Ted Nugent talks with Off The Record host Tim Skubick on Oct. 3, 2018.(Photo: Jonathan Oosting)

East Lansing — Conservative rocker Ted Nugent on Wednesday touted Michigan Republican candidates in a rollicking television interview while defending, denying or attempting to clarify his long history of controversial comments.

Nugent said he did not regret calling Democratic U.S. Sen. Diane Feinstein of California a “worthless whore.” He also explained that when he called Parkland, Florida, school shooting survivors "soulless," his comment were aimed at two of the teens who had suggested the National Rifle Association was complicit in the fatal attack that killed 17.
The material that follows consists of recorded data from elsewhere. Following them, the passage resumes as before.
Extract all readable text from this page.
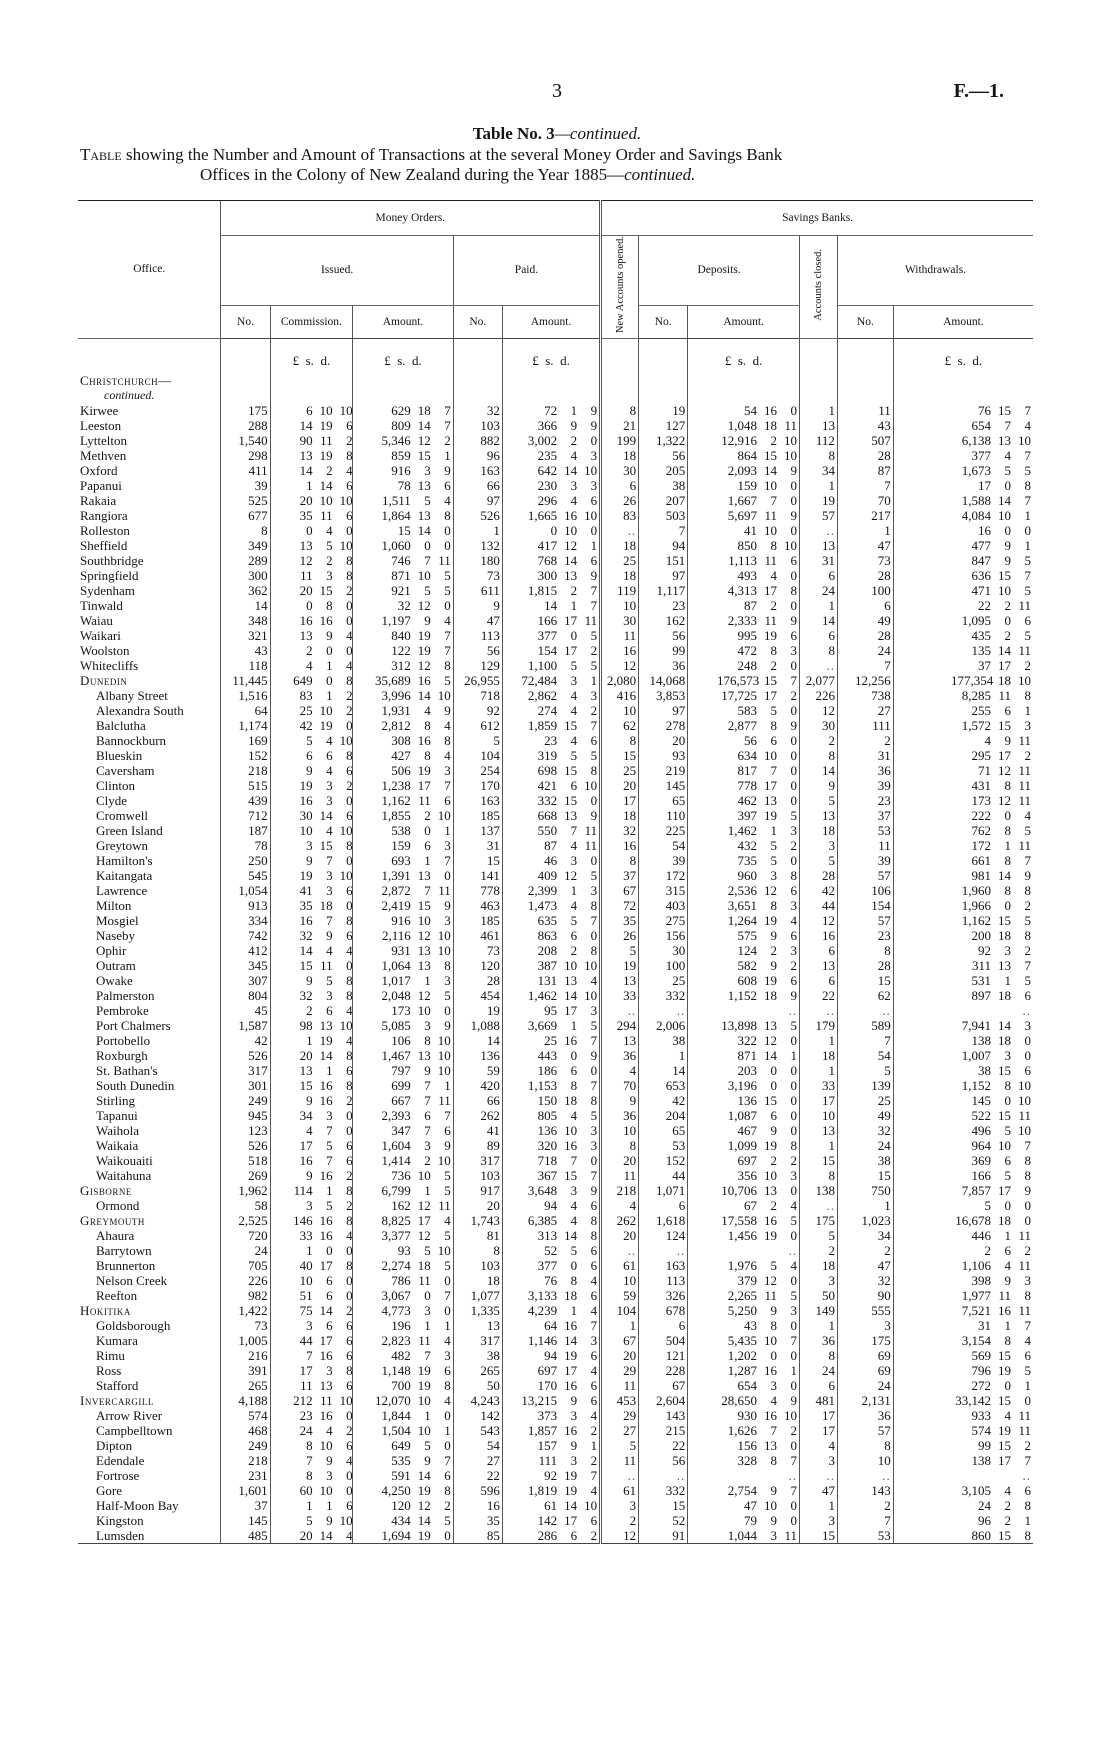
3	F.—1.
Table No. 3—continued.
Table showing the Number and Amount of Transactions at the several Money Order and Savings Bank
Offices in the Colony of New Zealand during the Year 1885—continued.
Office.	Money Orders.					Savings Banks.					
	Issued.			Paid.		New Accounts opened.	Deposits.		Accounts closed.	Withdrawals.	
	No.	Commission.	Amount.	No.	Amount.		No.	Amount.		No.	Amount.
		£ s. d.	£ s. d.		£ s. d.			£ s. d.			£ s. d.
Christchurch—											
continued.											
Kirwee	175	6 10 10	629 18 7	32	72 1 9	8	19	54 16 0	1	11	76 15 7
Leeston	288	14 19 6	809 14 7	103	366 9 9	21	127	1,048 18 11	13	43	654 7 4
Lyttelton	1,540	90 11 2	5,346 12 2	882	3,002 2 0	199	1,322	12,916 2 10	112	507	6,138 13 10
Methven	298	13 19 8	859 15 1	96	235 4 3	18	56	864 15 10	8	28	377 4 7
Oxford	411	14 2 4	916 3 9	163	642 14 10	30	205	2,093 14 9	34	87	1,673 5 5
Papanui	39	1 14 6	78 13 6	66	230 3 3	6	38	159 10 0	1	7	17 0 8
Rakaia	525	20 10 10	1,511 5 4	97	296 4 6	26	207	1,667 7 0	19	70	1,588 14 7
Rangiora	677	35 11 6	1,864 13 8	526	1,665 16 10	83	503	5,697 11 9	57	217	4,084 10 1
Rolleston	8	0 4 0	15 14 0	1	0 10 0	..	7	41 10 0	..	1	16 0 0
Sheffield	349	13 5 10	1,060 0 0	132	417 12 1	18	94	850 8 10	13	47	477 9 1
Southbridge	289	12 2 8	746 7 11	180	768 14 6	25	151	1,113 11 6	31	73	847 9 5
Springfield	300	11 3 8	871 10 5	73	300 13 9	18	97	493 4 0	6	28	636 15 7
Sydenham	362	20 15 2	921 5 5	611	1,815 2 7	119	1,117	4,313 17 8	24	100	471 10 5
Tinwald	14	0 8 0	32 12 0	9	14 1 7	10	23	87 2 0	1	6	22 2 11
Waiau	348	16 16 0	1,197 9 4	47	166 17 11	30	162	2,333 11 9	14	49	1,095 0 6
Waikari	321	13 9 4	840 19 7	113	377 0 5	11	56	995 19 6	6	28	435 2 5
Woolston	43	2 0 0	122 19 7	56	154 17 2	16	99	472 8 3	8	24	135 14 11
Whitecliffs	118	4 1 4	312 12 8	129	1,100 5 5	12	36	248 2 0	..	7	37 17 2
Dunedin	11,445	649 0 8	35,689 16 5	26,955	72,484 3 1	2,080	14,068	176,573 15 7	2,077	12,256	177,354 18 10
Albany Street	1,516	83 1 2	3,996 14 10	718	2,862 4 3	416	3,853	17,725 17 2	226	738	8,285 11 8
Alexandra South	64	25 10 2	1,931 4 9	92	274 4 2	10	97	583 5 0	12	27	255 6 1
Balclutha	1,174	42 19 0	2,812 8 4	612	1,859 15 7	62	278	2,877 8 9	30	111	1,572 15 3
Bannockburn	169	5 4 10	308 16 8	5	23 4 6	8	20	56 6 0	2	2	4 9 11
Blueskin	152	6 6 8	427 8 4	104	319 5 5	15	93	634 10 0	8	31	295 17 2
Caversham	218	9 4 6	506 19 3	254	698 15 8	25	219	817 7 0	14	36	71 12 11
Clinton	515	19 3 2	1,238 17 7	170	421 6 10	20	145	778 17 0	9	39	431 8 11
Clyde	439	16 3 0	1,162 11 6	163	332 15 0	17	65	462 13 0	5	23	173 12 11
Cromwell	712	30 14 6	1,855 2 10	185	668 13 9	18	110	397 19 5	13	37	222 0 4
Green Island	187	10 4 10	538 0 1	137	550 7 11	32	225	1,462 1 3	18	53	762 8 5
Greytown	78	3 15 8	159 6 3	31	87 4 11	16	54	432 5 2	3	11	172 1 11
Hamilton's	250	9 7 0	693 1 7	15	46 3 0	8	39	735 5 0	5	39	661 8 7
Kaitangata	545	19 3 10	1,391 13 0	141	409 12 5	37	172	960 3 8	28	57	981 14 9
Lawrence	1,054	41 3 6	2,872 7 11	778	2,399 1 3	67	315	2,536 12 6	42	106	1,960 8 8
Milton	913	35 18 0	2,419 15 9	463	1,473 4 8	72	403	3,651 8 3	44	154	1,966 0 2
Mosgiel	334	16 7 8	916 10 3	185	635 5 7	35	275	1,264 19 4	12	57	1,162 15 5
Naseby	742	32 9 6	2,116 12 10	461	863 6 0	26	156	575 9 6	16	23	200 18 8
Ophir	412	14 4 4	931 13 10	73	208 2 8	5	30	124 2 3	6	8	92 3 2
Outram	345	15 11 0	1,064 13 8	120	387 10 10	19	100	582 9 2	13	28	311 13 7
Owake	307	9 5 8	1,017 1 3	28	131 13 4	13	25	608 19 6	6	15	531 1 5
Palmerston	804	32 3 8	2,048 12 5	454	1,462 14 10	33	332	1,152 18 9	22	62	897 18 6
Pembroke	45	2 6 4	173 10 0	19	95 17 3	..	..	..	..	..	..
Port Chalmers	1,587	98 13 10	5,085 3 9	1,088	3,669 1 5	294	2,006	13,898 13 5	179	589	7,941 14 3
Portobello	42	1 19 4	106 8 10	14	25 16 7	13	38	322 12 0	1	7	138 18 0
Roxburgh	526	20 14 8	1,467 13 10	136	443 0 9	36	1	871 14 1	18	54	1,007 3 0
St. Bathan's	317	13 1 6	797 9 10	59	186 6 0	4	14	203 0 0	1	5	38 15 6
South Dunedin	301	15 16 8	699 7 1	420	1,153 8 7	70	653	3,196 0 0	33	139	1,152 8 10
Stirling	249	9 16 2	667 7 11	66	150 18 8	9	42	136 15 0	17	25	145 0 10
Tapanui	945	34 3 0	2,393 6 7	262	805 4 5	36	204	1,087 6 0	10	49	522 15 11
Waihola	123	4 7 0	347 7 6	41	136 10 3	10	65	467 9 0	13	32	496 5 10
Waikaia	526	17 5 6	1,604 3 9	89	320 16 3	8	53	1,099 19 8	1	24	964 10 7
Waikouaiti	518	16 7 6	1,414 2 10	317	718 7 0	20	152	697 2 2	15	38	369 6 8
Waitahuna	269	9 16 2	736 10 5	103	367 15 7	11	44	356 10 3	8	15	166 5 8
Gisborne	1,962	114 1 8	6,799 1 5	917	3,648 3 9	218	1,071	10,706 13 0	138	750	7,857 17 9
Ormond	58	3 5 2	162 12 11	20	94 4 6	4	6	67 2 4	..	1	5 0 0
Greymouth	2,525	146 16 8	8,825 17 4	1,743	6,385 4 8	262	1,618	17,558 16 5	175	1,023	16,678 18 0
Ahaura	720	33 16 4	3,377 12 5	81	313 14 8	20	124	1,456 19 0	5	34	446 1 11
Barrytown	24	1 0 0	93 5 10	8	52 5 6	..	..	..	2	2	2 6 2
Brunnerton	705	40 17 8	2,274 18 5	103	377 0 6	61	163	1,976 5 4	18	47	1,106 4 11
Nelson Creek	226	10 6 0	786 11 0	18	76 8 4	10	113	379 12 0	3	32	398 9 3
Reefton	982	51 6 0	3,067 0 7	1,077	3,133 18 6	59	326	2,265 11 5	50	90	1,977 11 8
Hokitika	1,422	75 14 2	4,773 3 0	1,335	4,239 1 4	104	678	5,250 9 3	149	555	7,521 16 11
Goldsborough	73	3 6 6	196 1 1	13	64 16 7	1	6	43 8 0	1	3	31 1 7
Kumara	1,005	44 17 6	2,823 11 4	317	1,146 14 3	67	504	5,435 10 7	36	175	3,154 8 4
Rimu	216	7 16 6	482 7 3	38	94 19 6	20	121	1,202 0 0	8	69	569 15 6
Ross	391	17 3 8	1,148 19 6	265	697 17 4	29	228	1,287 16 1	24	69	796 19 5
Stafford	265	11 13 6	700 19 8	50	170 16 6	11	67	654 3 0	6	24	272 0 1
Invercargill	4,188	212 11 10	12,070 10 4	4,243	13,215 9 6	453	2,604	28,650 4 9	481	2,131	33,142 15 0
Arrow River	574	23 16 0	1,844 1 0	142	373 3 4	29	143	930 16 10	17	36	933 4 11
Campbelltown	468	24 4 2	1,504 10 1	543	1,857 16 2	27	215	1,626 7 2	17	57	574 19 11
Dipton	249	8 10 6	649 5 0	54	157 9 1	5	22	156 13 0	4	8	99 15 2
Edendale	218	7 9 4	535 9 7	27	111 3 2	11	56	328 8 7	3	10	138 17 7
Fortrose	231	8 3 0	591 14 6	22	92 19 7	..	..	..	..	..	..
Gore	1,601	60 10 0	4,250 19 8	596	1,819 19 4	61	332	2,754 9 7	47	143	3,105 4 6
Half-Moon Bay	37	1 1 6	120 12 2	16	61 14 10	3	15	47 10 0	1	2	24 2 8
Kingston	145	5 9 10	434 14 5	35	142 17 6	2	52	79 9 0	3	7	96 2 1
Lumsden	485	20 14 4	1,694 19 0	85	286 6 2	12	91	1,044 3 11	15	53	860 15 8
Feinstein, the ranking member of the Senate Judiciary Committee who last week grilled U.S. Supreme Court nominee Brett Kavanaugh over sexual assault allegations, is a “nasty person,” Nugent said during a taping of “Off the Record” on WKAR-TV. “Terrible person.”

Now living in Texas, the 70-year-old Detroit native has family in Michigan, hunts here and remains active in state politics. Nugent has endorsed gubernatorial hopeful Bill Schuette, with whom he campaigned last month in northern Michigan, and is backing GOP attorney general nominee Tom Leonard and U.S. Senate candidate John James.

“We need to do here in Michigan with Bill Schuette, Tom Leonard and John James and so many great, great candidates what we did for Donald Trump, and that is get out the sh—kicker vote,” Nugent told reporters after the television segment, citing blue-collar union workers who helped propel the president to a narrow Michigan win in 2016.

Democrats have railed on Schuette and other Republicans for campaigning with Nugent, pointing to controversial comments he's made that have been called misogynistic, anti-Semitic[1] and racist. Party Chairman Brandon Dillon last month called Nugent a “predator,” citing comments he made about young girls in a 1998 VH1 documentary.